Quindi l’utilizzo delle matite era una pratica da sconsigliare e usare solo ed esclusivamente fosse l’unica opzione possibile.
Alla luce di ciò, se la storia sopra fosse stata vera, l’interpretazione sarebbe diversa e l’eventuale sforzo e investimento della NASA per creare una penna capace di scrivere nello spazio avrebbe avuto un senso, ma le cose non andarono proprio così.

Acclarata la potenziale pericolosità dell’uso delle matite, la NASA acquistò 34 penne meccaniche al prezzo di 130 dollari al pezzo alla “Houston’s Tycam Engineering Manufacturing, Inc.”, una cifra ragguardevole per l’epoca e la cosa non passò inosservata creando scalpore e costringendo la NASA a ritirare l’ordine.
A risolvere il problema fu un investitore privato, Paul Fisher fondatore della famosa “Fisher Pen Company” che creò una penna capace di scrivere sia verso il basso che verso l’alto, con temperature estreme e anche sott’acqua attraverso un sistema di pressurizzazione all’azoto che spinge l’inchiostro verso la punta in tungsteno. Nel 1965 Fisher depositò il brevetto della sua penna e la NASA, dopo un periodo di titubanza dettato dalla voglia di non attirare ancora polemiche, decise di utilizzare la Fisher AG-7 dal 1967 per le missioni spaziali acquistandole al prezzo di 6 Dollari al pezzo.

Nel 1969 anche i Sovietici acquistarono dalla Fischer 100 penne e 1000 ricariche da utilizzare al posto delle matite in grafite.

La Fisher continua a produrre penne che vengono utilizzate nelle missioni spaziali, ma che possono essere acquistate da chiunque abbia voglia di spendere una cinquantina di euro per avere una penna capace di scrivere in ogni situazione.
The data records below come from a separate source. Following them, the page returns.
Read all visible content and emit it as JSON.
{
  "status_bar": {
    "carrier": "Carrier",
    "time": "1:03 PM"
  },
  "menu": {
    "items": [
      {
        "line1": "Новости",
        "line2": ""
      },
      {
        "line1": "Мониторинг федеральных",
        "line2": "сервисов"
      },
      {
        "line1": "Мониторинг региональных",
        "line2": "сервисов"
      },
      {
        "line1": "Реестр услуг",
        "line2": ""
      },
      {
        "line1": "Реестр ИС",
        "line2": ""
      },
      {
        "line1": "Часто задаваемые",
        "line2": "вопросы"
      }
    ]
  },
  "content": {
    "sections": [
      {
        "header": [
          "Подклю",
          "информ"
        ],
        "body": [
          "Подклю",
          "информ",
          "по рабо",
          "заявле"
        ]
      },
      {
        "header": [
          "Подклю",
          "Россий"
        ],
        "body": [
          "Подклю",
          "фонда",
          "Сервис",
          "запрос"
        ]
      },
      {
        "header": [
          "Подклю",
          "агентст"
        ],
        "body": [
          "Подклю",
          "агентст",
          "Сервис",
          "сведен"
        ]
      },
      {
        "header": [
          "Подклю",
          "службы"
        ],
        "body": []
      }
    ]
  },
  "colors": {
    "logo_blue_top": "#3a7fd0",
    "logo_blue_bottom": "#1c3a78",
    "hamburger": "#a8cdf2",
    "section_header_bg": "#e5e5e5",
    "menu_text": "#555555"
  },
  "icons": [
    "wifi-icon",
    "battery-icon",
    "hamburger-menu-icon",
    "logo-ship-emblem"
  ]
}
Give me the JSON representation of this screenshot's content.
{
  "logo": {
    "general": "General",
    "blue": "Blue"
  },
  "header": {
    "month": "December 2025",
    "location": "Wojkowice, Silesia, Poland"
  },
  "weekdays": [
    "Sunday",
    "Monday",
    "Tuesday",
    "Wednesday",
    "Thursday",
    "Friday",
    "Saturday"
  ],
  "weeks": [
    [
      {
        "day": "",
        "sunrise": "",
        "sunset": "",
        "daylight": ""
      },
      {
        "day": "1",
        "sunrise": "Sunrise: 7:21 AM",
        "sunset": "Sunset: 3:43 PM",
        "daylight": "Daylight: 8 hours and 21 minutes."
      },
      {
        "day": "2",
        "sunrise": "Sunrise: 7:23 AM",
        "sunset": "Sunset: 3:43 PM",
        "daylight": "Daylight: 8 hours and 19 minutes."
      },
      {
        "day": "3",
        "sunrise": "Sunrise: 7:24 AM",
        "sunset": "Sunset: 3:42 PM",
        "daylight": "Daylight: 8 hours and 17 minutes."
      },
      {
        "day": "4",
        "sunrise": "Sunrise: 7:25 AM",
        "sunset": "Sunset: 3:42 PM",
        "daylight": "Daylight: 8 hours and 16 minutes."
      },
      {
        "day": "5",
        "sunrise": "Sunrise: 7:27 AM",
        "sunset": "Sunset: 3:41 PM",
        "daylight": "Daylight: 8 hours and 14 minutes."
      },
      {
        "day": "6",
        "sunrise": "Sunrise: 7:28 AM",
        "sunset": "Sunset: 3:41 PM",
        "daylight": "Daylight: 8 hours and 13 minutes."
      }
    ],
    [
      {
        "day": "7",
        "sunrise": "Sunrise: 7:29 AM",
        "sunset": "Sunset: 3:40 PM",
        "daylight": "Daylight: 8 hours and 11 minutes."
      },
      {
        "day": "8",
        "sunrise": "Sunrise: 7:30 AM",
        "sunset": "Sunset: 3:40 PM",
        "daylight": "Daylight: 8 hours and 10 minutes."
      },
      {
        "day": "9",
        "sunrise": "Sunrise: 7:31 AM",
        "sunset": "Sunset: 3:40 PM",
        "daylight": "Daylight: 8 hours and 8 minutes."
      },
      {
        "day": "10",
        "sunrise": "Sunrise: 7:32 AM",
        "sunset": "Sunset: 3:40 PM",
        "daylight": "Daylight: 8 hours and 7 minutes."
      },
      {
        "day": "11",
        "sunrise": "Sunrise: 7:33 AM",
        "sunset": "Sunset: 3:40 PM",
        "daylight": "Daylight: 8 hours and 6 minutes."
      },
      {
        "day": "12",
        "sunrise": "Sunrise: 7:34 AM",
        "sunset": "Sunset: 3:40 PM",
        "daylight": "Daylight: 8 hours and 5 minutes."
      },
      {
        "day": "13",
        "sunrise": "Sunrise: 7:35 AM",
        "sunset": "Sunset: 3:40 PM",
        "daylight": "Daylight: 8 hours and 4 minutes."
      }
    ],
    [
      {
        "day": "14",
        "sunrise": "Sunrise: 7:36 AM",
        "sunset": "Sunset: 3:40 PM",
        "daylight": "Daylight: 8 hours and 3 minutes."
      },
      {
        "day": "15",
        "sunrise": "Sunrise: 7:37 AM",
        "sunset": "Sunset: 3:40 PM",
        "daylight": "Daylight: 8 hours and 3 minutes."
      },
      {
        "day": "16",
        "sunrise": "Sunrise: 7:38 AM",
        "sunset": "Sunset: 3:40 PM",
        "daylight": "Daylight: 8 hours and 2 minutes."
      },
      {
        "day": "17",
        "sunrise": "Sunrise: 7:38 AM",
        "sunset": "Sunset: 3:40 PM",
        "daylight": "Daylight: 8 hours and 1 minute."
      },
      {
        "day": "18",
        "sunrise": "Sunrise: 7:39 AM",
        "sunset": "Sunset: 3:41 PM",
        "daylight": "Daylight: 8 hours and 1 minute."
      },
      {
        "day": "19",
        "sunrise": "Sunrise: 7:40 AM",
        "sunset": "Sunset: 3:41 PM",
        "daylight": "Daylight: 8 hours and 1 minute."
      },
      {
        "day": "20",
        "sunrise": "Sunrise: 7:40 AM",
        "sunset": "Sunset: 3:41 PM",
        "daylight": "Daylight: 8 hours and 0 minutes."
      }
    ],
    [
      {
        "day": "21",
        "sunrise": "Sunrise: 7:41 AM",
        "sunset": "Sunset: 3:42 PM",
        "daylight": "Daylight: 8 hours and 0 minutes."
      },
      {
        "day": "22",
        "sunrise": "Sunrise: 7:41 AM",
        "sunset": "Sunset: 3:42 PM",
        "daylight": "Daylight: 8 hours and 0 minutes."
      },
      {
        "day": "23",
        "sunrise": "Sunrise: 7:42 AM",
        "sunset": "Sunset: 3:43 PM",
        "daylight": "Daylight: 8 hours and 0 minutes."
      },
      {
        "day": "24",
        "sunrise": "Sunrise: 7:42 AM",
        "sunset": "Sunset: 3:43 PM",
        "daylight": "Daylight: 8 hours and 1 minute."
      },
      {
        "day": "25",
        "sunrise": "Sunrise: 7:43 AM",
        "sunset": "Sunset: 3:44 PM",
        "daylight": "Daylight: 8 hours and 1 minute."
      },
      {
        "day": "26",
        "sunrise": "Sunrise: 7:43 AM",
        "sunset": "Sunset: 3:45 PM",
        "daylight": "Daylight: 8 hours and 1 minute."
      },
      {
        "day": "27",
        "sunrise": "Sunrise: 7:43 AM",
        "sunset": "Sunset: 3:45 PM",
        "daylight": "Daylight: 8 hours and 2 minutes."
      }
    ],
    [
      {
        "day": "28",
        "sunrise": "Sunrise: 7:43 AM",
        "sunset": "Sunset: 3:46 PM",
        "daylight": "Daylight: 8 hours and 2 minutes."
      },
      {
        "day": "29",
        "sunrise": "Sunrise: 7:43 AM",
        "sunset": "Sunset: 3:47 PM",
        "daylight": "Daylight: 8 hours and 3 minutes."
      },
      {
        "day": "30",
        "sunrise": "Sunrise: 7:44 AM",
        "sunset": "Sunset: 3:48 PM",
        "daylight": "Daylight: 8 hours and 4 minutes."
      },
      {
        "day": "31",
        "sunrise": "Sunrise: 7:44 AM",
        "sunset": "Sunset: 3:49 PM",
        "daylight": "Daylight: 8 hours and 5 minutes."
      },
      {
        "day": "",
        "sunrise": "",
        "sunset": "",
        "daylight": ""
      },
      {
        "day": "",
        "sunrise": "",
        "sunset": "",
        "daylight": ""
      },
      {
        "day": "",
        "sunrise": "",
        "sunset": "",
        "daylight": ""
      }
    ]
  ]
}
Per questa, ed altre storie “bizzarre”, si consiglia la lettura del libro “Astrobufale” di Luca Perri edito da Rizzoli.

 

 

 

 

 

Luca Menichelli

One thought on “Bufale, penne e matite spaziali

  • Ammetto di esserci cascato e di averla condivisa su facebook. Prometto che non lo faccio più. Il libro sembra interessante, lo prenderò su Amazon.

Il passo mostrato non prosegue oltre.